Illustration: Tang Tengfei/GT
Australian taxpayers have every reason to demand an answer from the Morrison administration as to why ordinary Australians always end up paying for America's cold war gambit.
The US, UK and Australia announced Wednesday the trio would form a new trilateral security system for "ensuring peace and stability in the Indo-Pacific." As part of the security pact, known as AUKUS, the US and the UK have pledged to provide Australia with the technology and capability to deploy nuclear-powered submarines, according to media reports.
While the Biden administration officials claimed that the new security partnership is not specifically targeting China, almost all the Western media analyzed the move is a major step towards countering China's growing clout in the region.
In response, the Chinese embassy in the US said Thursday that the three English-speaking countries should "shake off their cold war mentality and ideological prejudice."
While we have never had any illusions about the Morrison government's political inclination, it is still surprising to know that they could be so obedient and "selfless" in opening their own coffers to pay for and slavishly serve US interests.
Among all of the US allies, the decision Australia made to acquire submarine technology from the US is the clearest indication of Canberra's support for Washington's idea of an international system to contain China's economic rise.
As an independent nation to become a pawn of the US, the stakes are just too high for Canberra. Australia could face the most dangerous consequence of being cannon fodder in the event of a military showdown in the region.
What's even more ridiculous is that Australia also needs to foot the bill for playing the role of cannon fodder, and trashing its relationship with France, whose leaders must be annoyed to suddenly learn that its $90 billion submarine contract with Australia may be cancelled.
The contract Australia inked with French shipbuilder Naval Group in 2016 to build a new submarine fleet was considered one of the world's most lucrative defense deals. Now with the new AUKUS security alliance, the money will eventually go to the US.
This is not the first time the US has thrown Morrison into an awkward position. For a time, Australia has been losing its Chinese market share to the US and other economies. While officials in Canberra have been accusing China of "economic coercion," it is Canberra that decided to abandon the previously friendly relations with Beijing, by discriminating Chinese investment, ousting Chinese companies, and meddling China's internal affairs.
The most pressing issue for the Australian economy now is to diversify its economic development by focusing on technology and advanced manufacturing so as to create more jobs. Typically, lucrative defense contracts for American contractors would not be part of such a plan.

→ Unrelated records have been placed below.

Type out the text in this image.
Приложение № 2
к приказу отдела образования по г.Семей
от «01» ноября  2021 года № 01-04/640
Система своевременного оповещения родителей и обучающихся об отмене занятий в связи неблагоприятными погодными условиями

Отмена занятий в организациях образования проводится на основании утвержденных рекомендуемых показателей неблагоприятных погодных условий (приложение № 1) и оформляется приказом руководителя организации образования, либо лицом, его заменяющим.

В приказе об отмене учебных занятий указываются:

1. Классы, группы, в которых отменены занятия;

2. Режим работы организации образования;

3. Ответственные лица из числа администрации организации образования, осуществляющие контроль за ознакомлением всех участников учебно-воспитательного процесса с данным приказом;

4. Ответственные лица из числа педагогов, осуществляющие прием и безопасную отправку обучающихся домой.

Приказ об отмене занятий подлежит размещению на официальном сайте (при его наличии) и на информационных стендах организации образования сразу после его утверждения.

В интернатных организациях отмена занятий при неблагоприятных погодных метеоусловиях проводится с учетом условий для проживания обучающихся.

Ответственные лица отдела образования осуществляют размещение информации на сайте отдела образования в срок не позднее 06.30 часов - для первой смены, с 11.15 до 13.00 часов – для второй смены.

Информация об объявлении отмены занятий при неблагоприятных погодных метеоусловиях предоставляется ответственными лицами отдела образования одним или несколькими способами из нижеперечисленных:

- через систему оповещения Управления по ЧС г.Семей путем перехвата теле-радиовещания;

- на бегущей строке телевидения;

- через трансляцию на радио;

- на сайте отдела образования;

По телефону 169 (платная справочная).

But as Canberra falls into a well-set US trap, its industrial transformation and development plans will suffer while defense lobbyists in Washington reap the rewards.
The US cold war gambit is a trap that will deprive its allies that are naïve enough to fall for the illusion of receiving economic dividends from the US, while also hoping to retrain the benefit that come from China's development when it comes to economic and trade cooperation. There is no way for China to develop economic ties with a country that treats it as an enemy. There is no path to future prosperity for an Australia which chooses to isolate itself from the region's largest economy.